Home / Artículo / opinión / Los asuntos pendientes del Apolo XI

Los asuntos pendientes del Apolo XI

Es una sala medio a oscuras, de un pequeño motel de carretera. Tiene manchas de humedad por las paredes y está retirado varias millas de cualquier ciudad medianamente grande. Es el lugar ideal para nuestra redención.

Estamos en la sala: Hutchins, Lovell, Grace, Roberts y yo. No puedo decir que los conozca realmente, pero lo que vivimos juntos nos ha unido de algún modo más allá de la amistad o el odio. En el día de hoy y por primera y única vez vamos a hablar sobre cómo engañamos al mundo con el viaje a la luna.

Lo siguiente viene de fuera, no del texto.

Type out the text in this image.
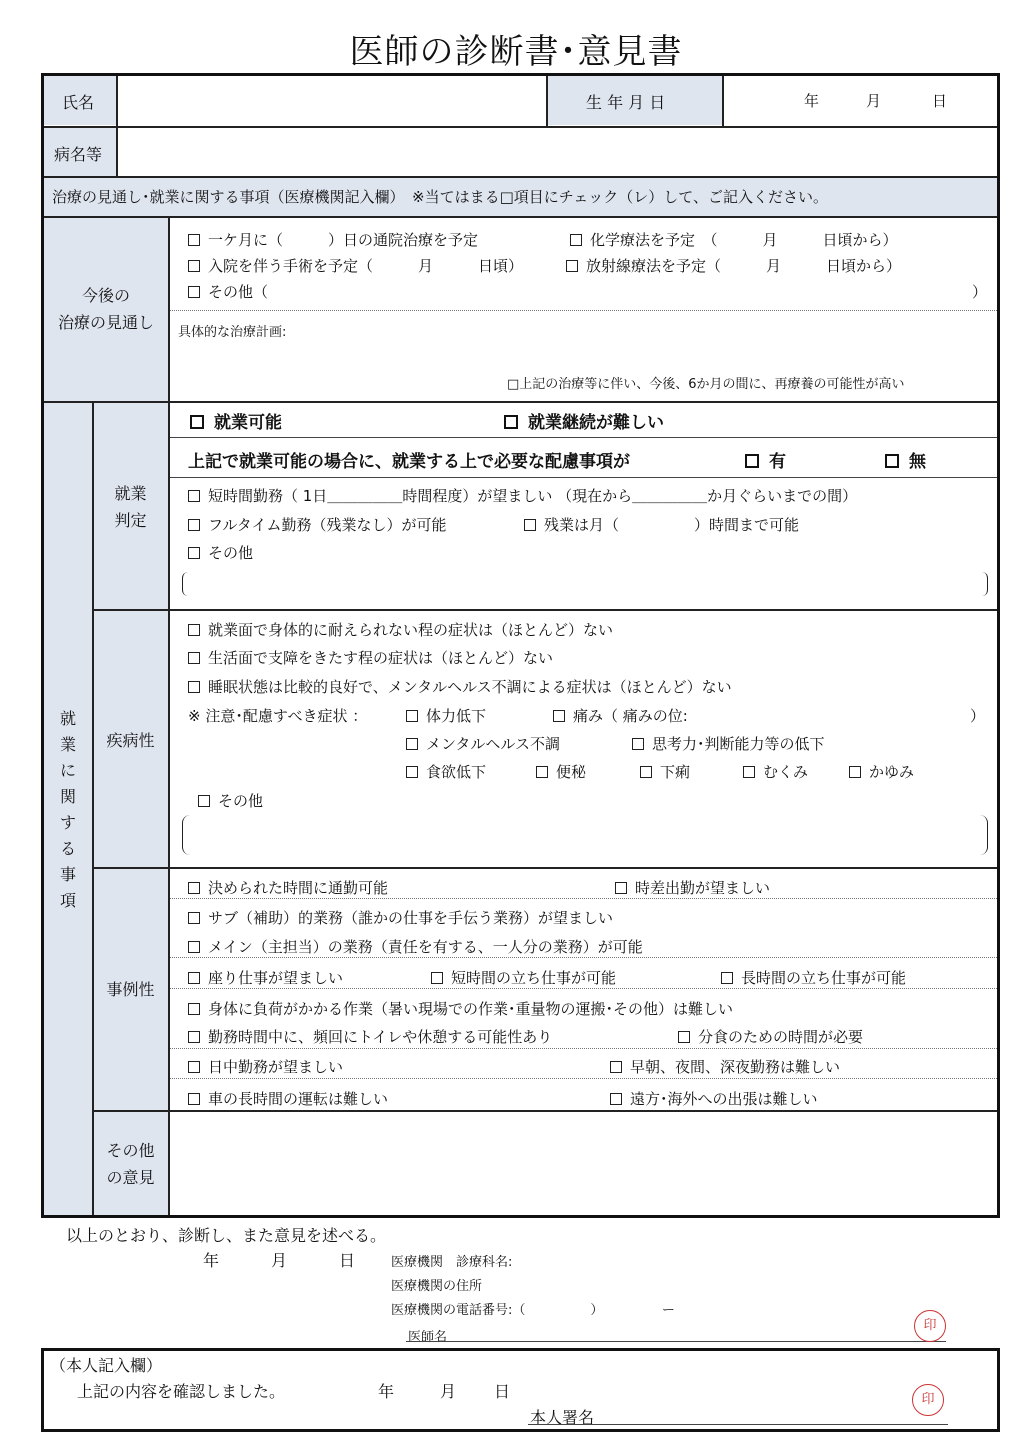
医師の診断書･意見書
氏名	生 年 月 日	年	月	日
病名等
治療の見通し･就業に関する事項（医療機関記入欄）　※当てはまる□項目にチェック（レ）して、ご記入ください。
今後の
治療の見通し
一ケ月に（　　　）日の通院治療を予定	化学療法を予定　（　　　月　　　日頃から）
入院を伴う手術を予定（　　　月　　　日頃）	放射線療法を予定（　　　月　　　日頃から）
その他（	）
具体的な治療計画:
□上記の治療等に伴い、今後、6か月の間に、再療養の可能性が高い
就業に関する事項
就業
判定
就業可能	就業継続が難しい
上記で就業可能の場合に、就業する上で必要な配慮事項が	有	無
短時間勤務（ 1日＿＿＿＿＿時間程度）が望ましい （現在から＿＿＿＿＿か月ぐらいまでの間）
フルタイム勤務（残業なし）が可能	残業は月（　　　　　）時間まで可能
その他
疾病性
就業面で身体的に耐えられない程の症状は（ほとんど）ない
生活面で支障をきたす程の症状は（ほとんど）ない
睡眠状態は比較的良好で、メンタルヘルス不調による症状は（ほとんど）ない
※ 注意･配慮すべき症状 ：	体力低下	痛み（ 痛みの位:	）
メンタルヘルス不調	思考力･判断能力等の低下
食欲低下	便秘	下痢	むくみ	かゆみ
その他
事例性
決められた時間に通勤可能	時差出勤が望ましい
サブ（補助）的業務（誰かの仕事を手伝う業務）が望ましい
メイン（主担当）の業務（責任を有する、一人分の業務）が可能
座り仕事が望ましい	短時間の立ち仕事が可能	長時間の立ち仕事が可能
身体に負荷がかかる作業（暑い現場での作業･重量物の運搬･その他）は難しい
勤務時間中に、頻回にトイレや休憩する可能性あり	分食のための時間が必要
日中勤務が望ましい	早朝、夜間、深夜勤務は難しい
車の長時間の運転は難しい	遠方･海外への出張は難しい
その他
の意見
以上のとおり、診断し、また意見を述べる。
年	月	日	医療機関　診療科名:
医療機関の住所
医療機関の電話番号:（　　　　　）　　　　　ー
医師名
印
（本人記入欄）
上記の内容を確認しました。	年	月 日
本人署名
印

Lovell es el más joven y el más atormentado por los demonios de la vergüenza. Él se encargó de las comunicaciones entre el Apolo y Houston. Realmente eran salas prácticamente contiguas. Su labor consistía básicamente en introducir ruido en la señal de audio para que pareciera realmente lejana. Ahora con la voz temblorosa nos cuenta que no puede contarle la historia a su hija.

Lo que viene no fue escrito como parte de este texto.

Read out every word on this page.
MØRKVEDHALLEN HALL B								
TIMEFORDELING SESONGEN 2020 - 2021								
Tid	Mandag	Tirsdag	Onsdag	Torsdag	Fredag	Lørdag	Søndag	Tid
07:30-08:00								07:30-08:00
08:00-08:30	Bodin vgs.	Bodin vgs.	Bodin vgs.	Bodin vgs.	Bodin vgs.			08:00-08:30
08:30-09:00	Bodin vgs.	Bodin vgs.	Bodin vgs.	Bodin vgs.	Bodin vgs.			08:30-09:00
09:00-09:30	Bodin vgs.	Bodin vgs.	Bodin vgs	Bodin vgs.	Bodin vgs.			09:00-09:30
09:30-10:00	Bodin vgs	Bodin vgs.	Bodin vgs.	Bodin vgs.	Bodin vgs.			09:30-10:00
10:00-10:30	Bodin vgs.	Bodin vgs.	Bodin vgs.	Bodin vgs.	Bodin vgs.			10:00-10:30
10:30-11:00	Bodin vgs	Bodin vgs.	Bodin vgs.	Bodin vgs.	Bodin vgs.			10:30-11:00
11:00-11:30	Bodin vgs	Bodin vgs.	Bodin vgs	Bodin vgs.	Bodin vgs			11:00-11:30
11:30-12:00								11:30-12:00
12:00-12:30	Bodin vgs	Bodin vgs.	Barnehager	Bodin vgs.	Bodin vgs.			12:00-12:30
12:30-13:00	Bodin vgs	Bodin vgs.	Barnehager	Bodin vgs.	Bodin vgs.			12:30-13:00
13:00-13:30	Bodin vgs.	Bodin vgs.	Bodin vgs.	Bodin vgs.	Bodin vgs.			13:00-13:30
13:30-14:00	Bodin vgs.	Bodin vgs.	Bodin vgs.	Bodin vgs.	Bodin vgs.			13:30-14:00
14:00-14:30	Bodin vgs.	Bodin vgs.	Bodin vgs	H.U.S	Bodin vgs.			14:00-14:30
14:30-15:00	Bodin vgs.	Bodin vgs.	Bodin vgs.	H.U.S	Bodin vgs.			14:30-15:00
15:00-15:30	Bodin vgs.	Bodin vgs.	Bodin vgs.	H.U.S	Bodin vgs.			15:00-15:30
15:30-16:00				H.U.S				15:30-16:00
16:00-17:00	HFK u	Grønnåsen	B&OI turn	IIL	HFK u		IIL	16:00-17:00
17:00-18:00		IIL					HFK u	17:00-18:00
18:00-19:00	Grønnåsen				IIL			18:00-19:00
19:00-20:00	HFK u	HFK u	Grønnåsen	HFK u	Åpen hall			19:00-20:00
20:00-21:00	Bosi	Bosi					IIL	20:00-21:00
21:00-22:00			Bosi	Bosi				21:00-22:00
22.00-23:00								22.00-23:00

Grace es un tipo grandote, de pelo blanco y un aspecto mucho más tranquilo que los demás. Fue el enlace con el gobierno de Kennedy. Con voz serena nos cuenta que el pobre “buen” presidente murió sin intuir ni de lejos la verdad. “Ahora que los rusos ya no son un problema… es momento de que los americanos sepan la verdad.”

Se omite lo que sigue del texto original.